Another point to note is the sharp jump in inflows and market performance for small caps funds category in Q2 from Q1 2023 (Source ACE MF, AMFI). This is a classic case of performance chasing by investors, comorbid with herding and recency bias. Investors influenced with recent impressive fund performance tend to follow the crowd, fearing missed opportunities. This behavior disregards long terms strategy in favor of recent trends.



All the data above throws light on one fact that it is hard to predict which asset class will perform well each year. Thus, instead of over allocating to a specific asset class which performed well in the recent past, one should keep a diversified portfolio aligned with their risk profile and goals in asset classes like equities – domestic and international, debt, real estate – physical or REITs, alternatives and so on, this is also evidenced by Gary P. Brinson, Randolph Hood, and Gilbert L. Beebower (BHB) in their popular study in 1986, stating that asset allocation is the key determinant (over 90%) of your portfolio return.
Instead of waiting and trying to find which asset class would perform well, the best strategy is to spread your investments across various fund management styles e.g. growth, value and momentum styles and investment philosophies. This could minimise risk by spreading investments, capturing different market opportunities and reducing the effect of singular market movements.

Instead of getting swayed by news headlines or market noise, let the asset allocation formula decide the quantum of allocation you would have within each asset class. Once you get your asset allocation right, keep invested till you achieve your goals.

In my opinion, adhere to a few and simple hacks to generate long term wealth:

  • Draw up a budget tracking your income and allocate your expenses towards needs and wants.

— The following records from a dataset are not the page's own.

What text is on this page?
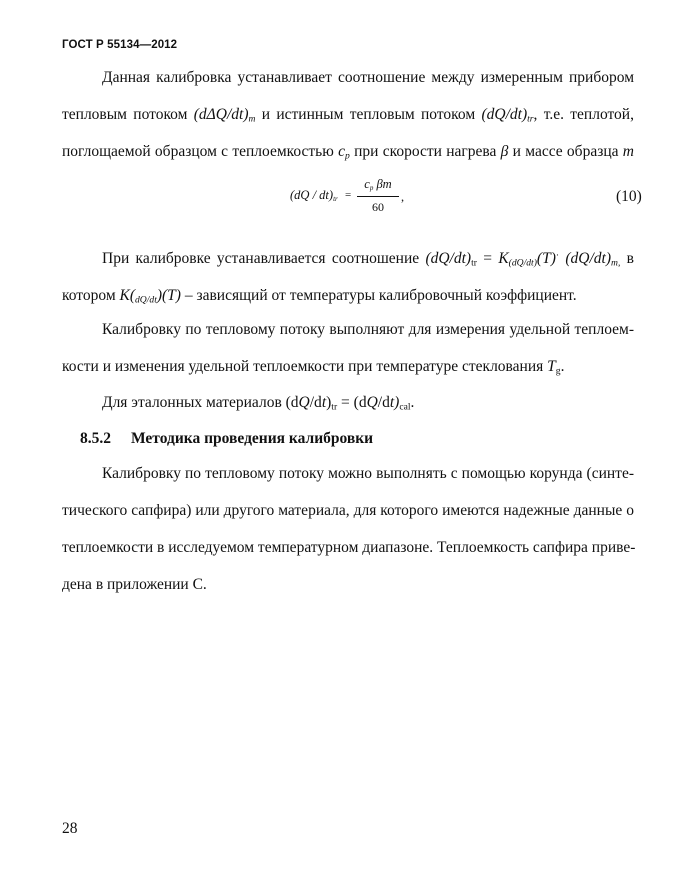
ГОСТ Р 55134—2012
Данная калибровка устанавливает соотношение между измеренным прибором
тепловым потоком $(d\Delta Q/dt)_m$ и истинным тепловым потоком $(dQ/dt)_{tr}$, т.е. теплотой,
поглощаемой образцом с теплоемкостью $c_p$ при скорости нагрева β и массе образца m
$(dQ / dt)_{tr}$ =
$c_p$ βm
60
,	(10)
При калибровке устанавливается соотношение $(dQ/dt)_{tr} = K_{(dQ/dt)}(T)^\cdot$ $(dQ/dt)_{m,}$ в
котором $K(_{dQ/dt})(T)$ – зависящий от температуры калибровочный коэффициент.
Калибровку по тепловому потоку выполняют для измерения удельной теплоем-
кости и изменения удельной теплоемкости при температуре стеклования $T_g$.
Для эталонных материалов $(dQ/dt)_{tr} = (dQ/dt)_{cal}$.
8.5.2 Методика проведения калибровки
Калибровку по тепловому потоку можно выполнять с помощью корунда (синте-
тического сапфира) или другого материала, для которого имеются надежные данные о
теплоемкости в исследуемом температурном диапазоне. Теплоемкость сапфира приве-
дена в приложении С.
28
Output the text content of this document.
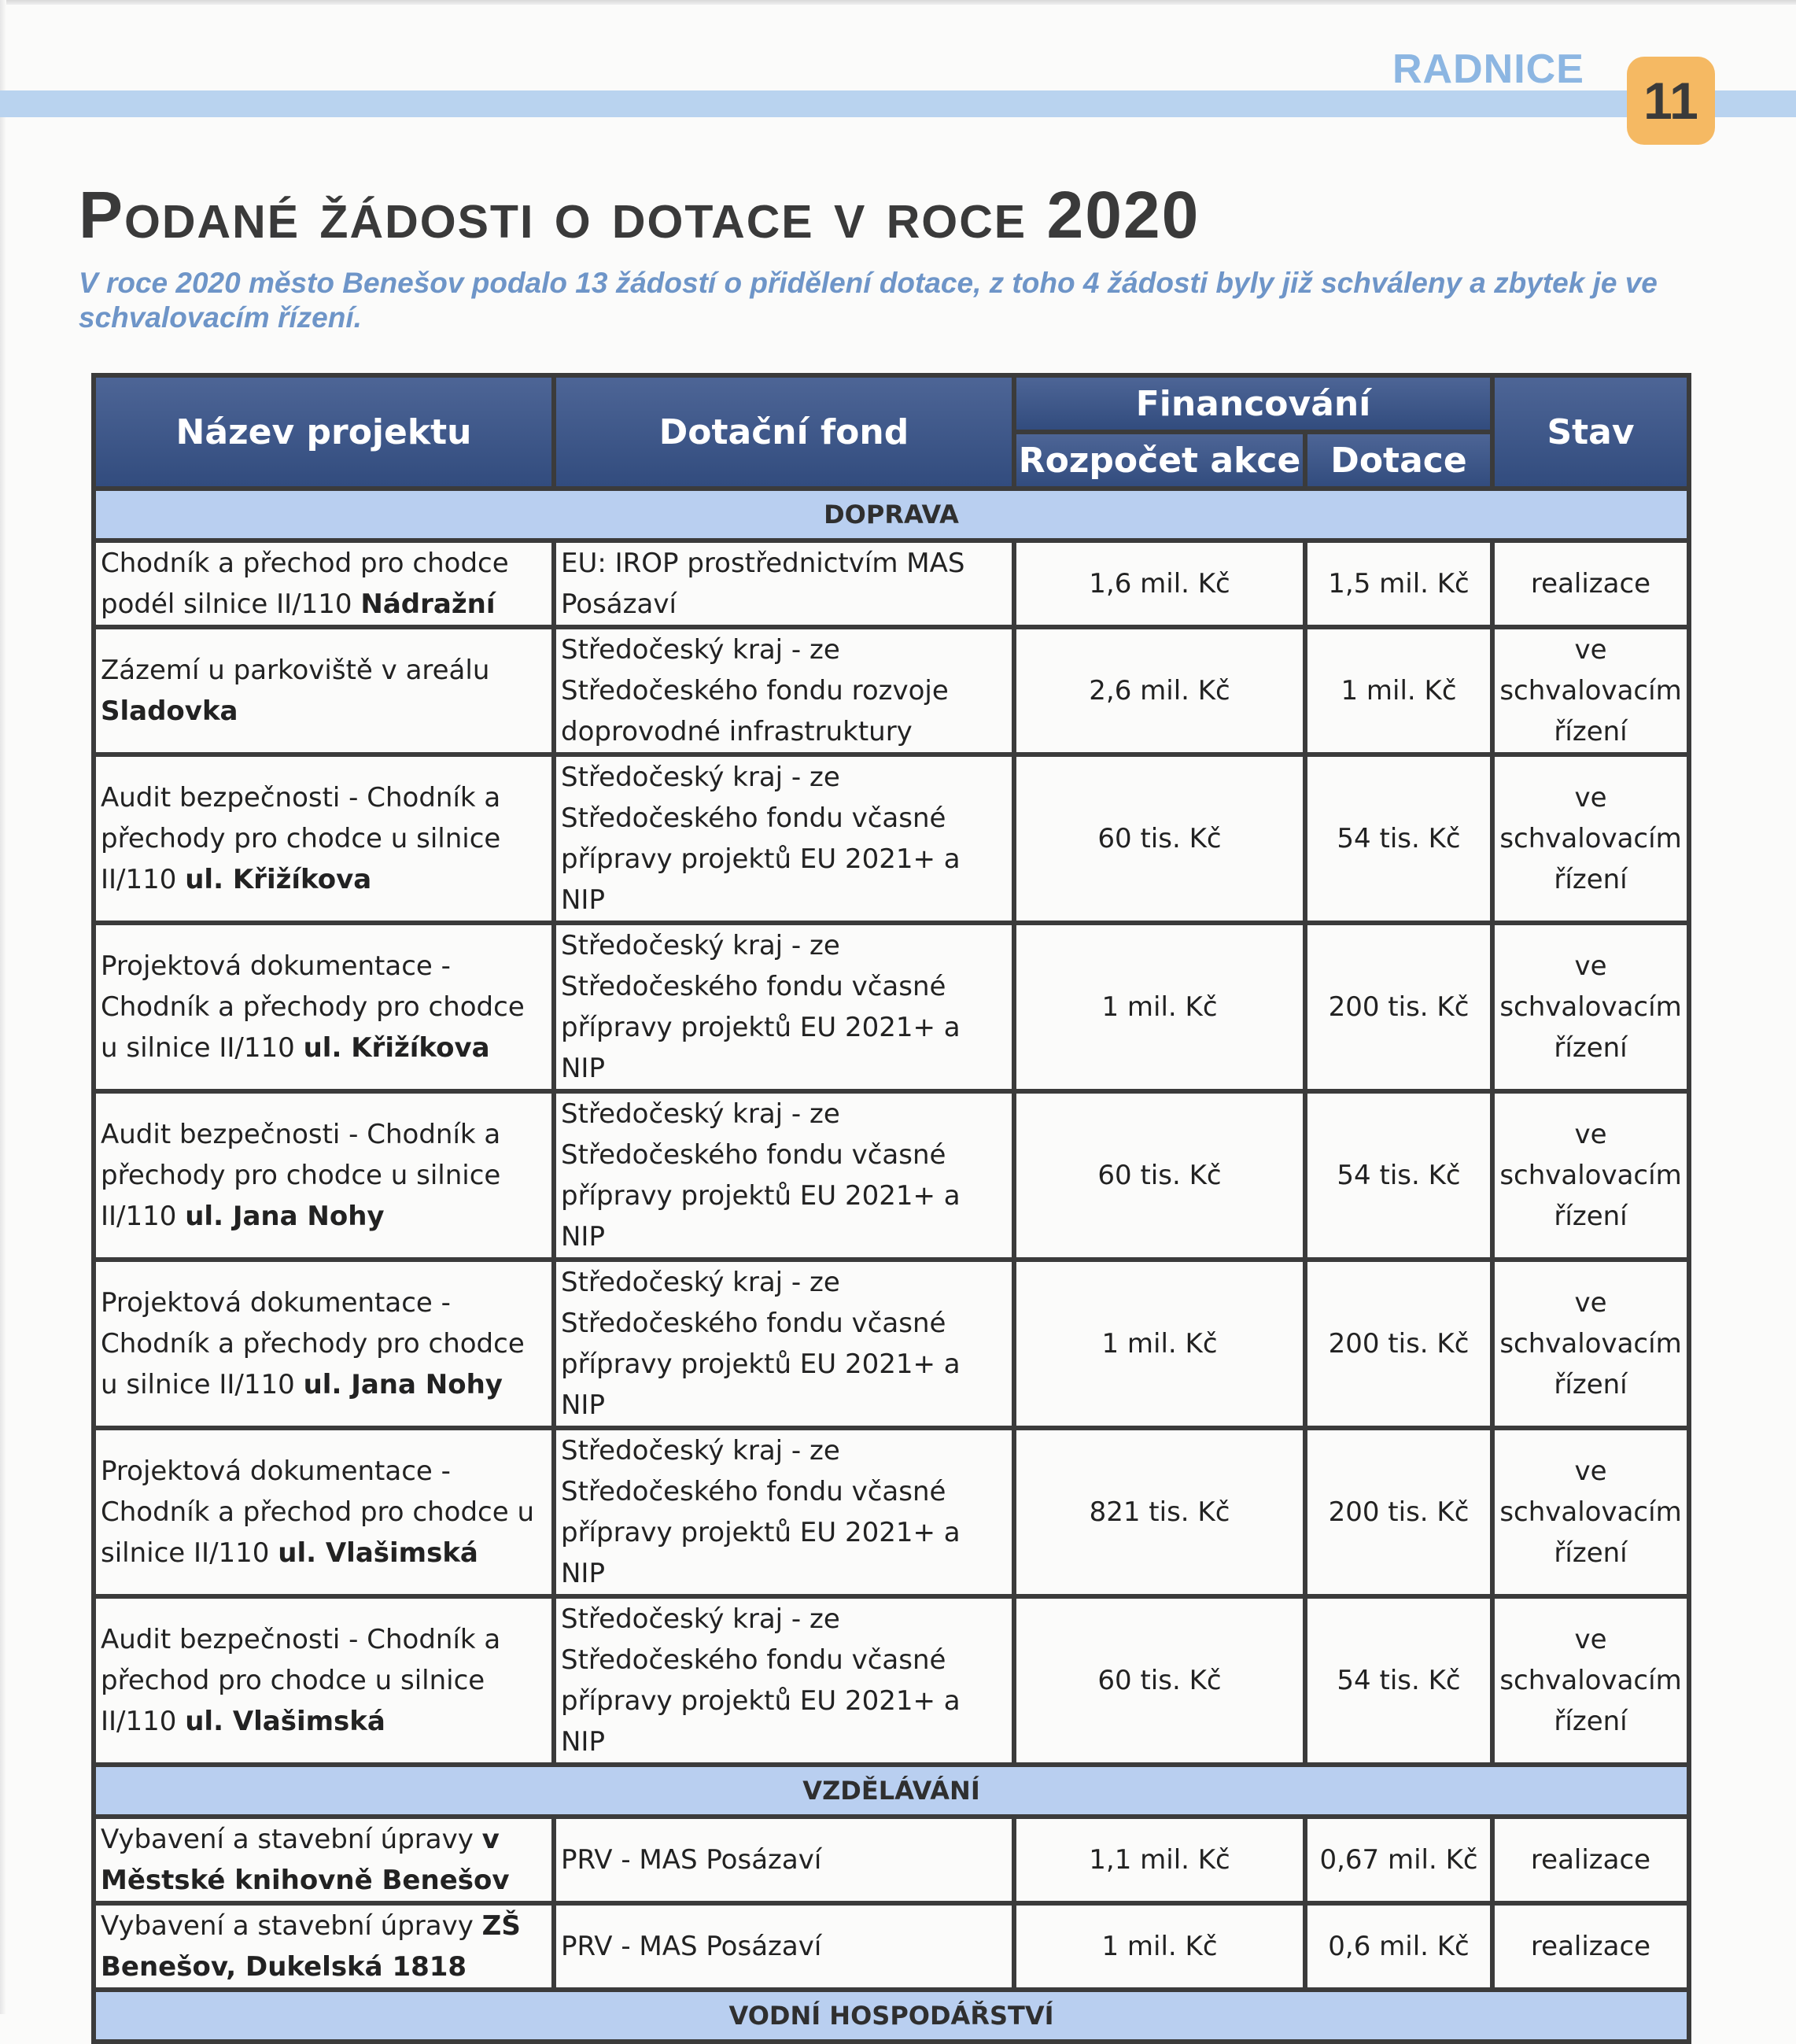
RADNICE
11
Podané žádosti o dotace v roce 2020
V roce 2020 město Benešov podalo 13 žádostí o přidělení dotace, z toho 4 žádosti byly již schváleny a zbytek je ve schvalovacím řízení.
Název projektu	Dotační fond	Financování		Stav
		Rozpočet akce	Dotace	
DOPRAVA				
Chodník a přechod pro chodce podél silnice II/110 Nádražní	EU: IROP prostřednictvím MAS Posázaví	1,6 mil. Kč	1,5 mil. Kč	realizace
Zázemí u parkoviště v areálu Sladovka	Středočeský kraj - ze Středočeského fondu rozvoje doprovodné infrastruktury	2,6 mil. Kč	1 mil. Kč	ve schvalovacím řízení
Audit bezpečnosti - Chodník a přechody pro chodce u silnice II/110 ul. Křižíkova	Středočeský kraj - ze Středočeského fondu včasné přípravy projektů EU 2021+ a NIP	60 tis. Kč	54 tis. Kč	ve schvalovacím řízení
Projektová dokumentace - Chodník a přechody pro chodce u silnice II/110 ul. Křižíkova	Středočeský kraj - ze Středočeského fondu včasné přípravy projektů EU 2021+ a NIP	1 mil. Kč	200 tis. Kč	ve schvalovacím řízení
Audit bezpečnosti - Chodník a přechody pro chodce u silnice II/110 ul. Jana Nohy	Středočeský kraj - ze Středočeského fondu včasné přípravy projektů EU 2021+ a NIP	60 tis. Kč	54 tis. Kč	ve schvalovacím řízení
Projektová dokumentace - Chodník a přechody pro chodce u silnice II/110 ul. Jana Nohy	Středočeský kraj - ze Středočeského fondu včasné přípravy projektů EU 2021+ a NIP	1 mil. Kč	200 tis. Kč	ve schvalovacím řízení
Projektová dokumentace - Chodník a přechod pro chodce u silnice II/110 ul. Vlašimská	Středočeský kraj - ze Středočeského fondu včasné přípravy projektů EU 2021+ a NIP	821 tis. Kč	200 tis. Kč	ve schvalovacím řízení
Audit bezpečnosti - Chodník a přechod pro chodce u silnice II/110 ul. Vlašimská	Středočeský kraj - ze Středočeského fondu včasné přípravy projektů EU 2021+ a NIP	60 tis. Kč	54 tis. Kč	ve schvalovacím řízení
VZDĚLÁVÁNÍ				
Vybavení a stavební úpravy v Městské knihovně Benešov	PRV - MAS Posázaví	1,1 mil. Kč	0,67 mil. Kč	realizace
Vybavení a stavební úpravy ZŠ Benešov, Dukelská 1818	PRV - MAS Posázaví	1 mil. Kč	0,6 mil. Kč	realizace
VODNÍ HOSPODÁŘSTVÍ				
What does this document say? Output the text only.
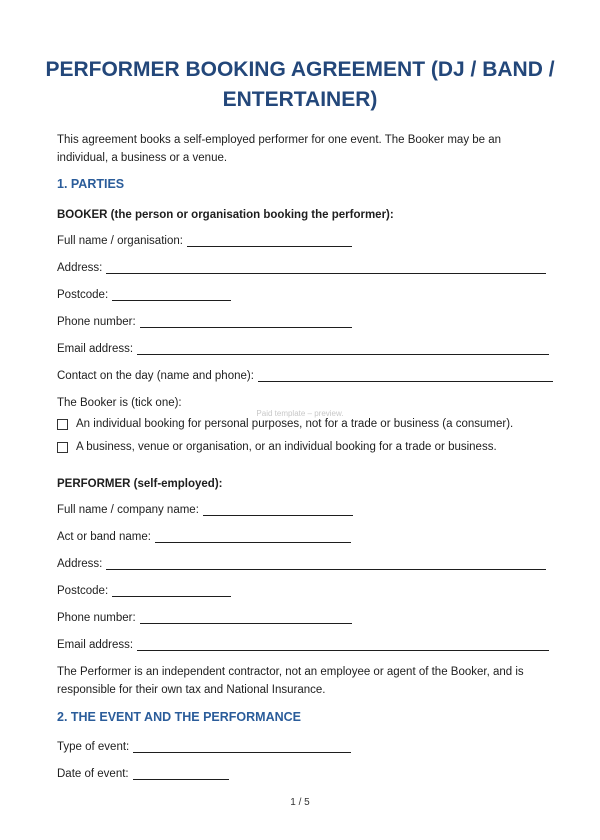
PERFORMER BOOKING AGREEMENT (DJ / BAND / ENTERTAINER)

This agreement books a self-employed performer for one event. The Booker may be an individual, a business or a venue.

1. PARTIES

BOOKER (the person or organisation booking the performer):

Full name / organisation:
Address:
Postcode:
Phone number:
Email address:
Contact on the day (name and phone):

The Booker is (tick one):

An individual booking for personal purposes, not for a trade or business (a consumer).
A business, venue or organisation, or an individual booking for a trade or business.

PERFORMER (self-employed):

Full name / company name:
Act or band name:
Address:
Postcode:
Phone number:
Email address:

The Performer is an independent contractor, not an employee or agent of the Booker, and is responsible for their own tax and National Insurance.

2. THE EVENT AND THE PERFORMANCE
Type of event:
Date of event:
Paid template – preview.
1 / 5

While it becomes necessary to take a loan for big ticket purchases like house, foreign education, etc., taking on too much debt for discretionary goals can put your finances off track.
  • One can enjoy the income in the early phase of their career, but let me tell you – Retirement is the only financial goal for which you don’t get a conventional loan, so start saving and investment for retirement as early as possible.
  • It is advisable to allocate your resources to insurance – health and life, saving – emergency fund with at least one year’s of expense is must.
  • Invest in yourself, learn new and multiple skills that can help you generate a secondary source of income to get an edge over others even during your retirement.
  • In the increasing complexity of financial markets marked by constant change and uncertainty, coupled with human tendencies to be emotional, have a short term focus etc., investors might not consistently make an unbiased decision to reach their financial goals. Thus, it becomes paramount to take the guidance of a trusted personal financial adviser or mutual fund distributor, who can design a bespoke solution for your unique goals.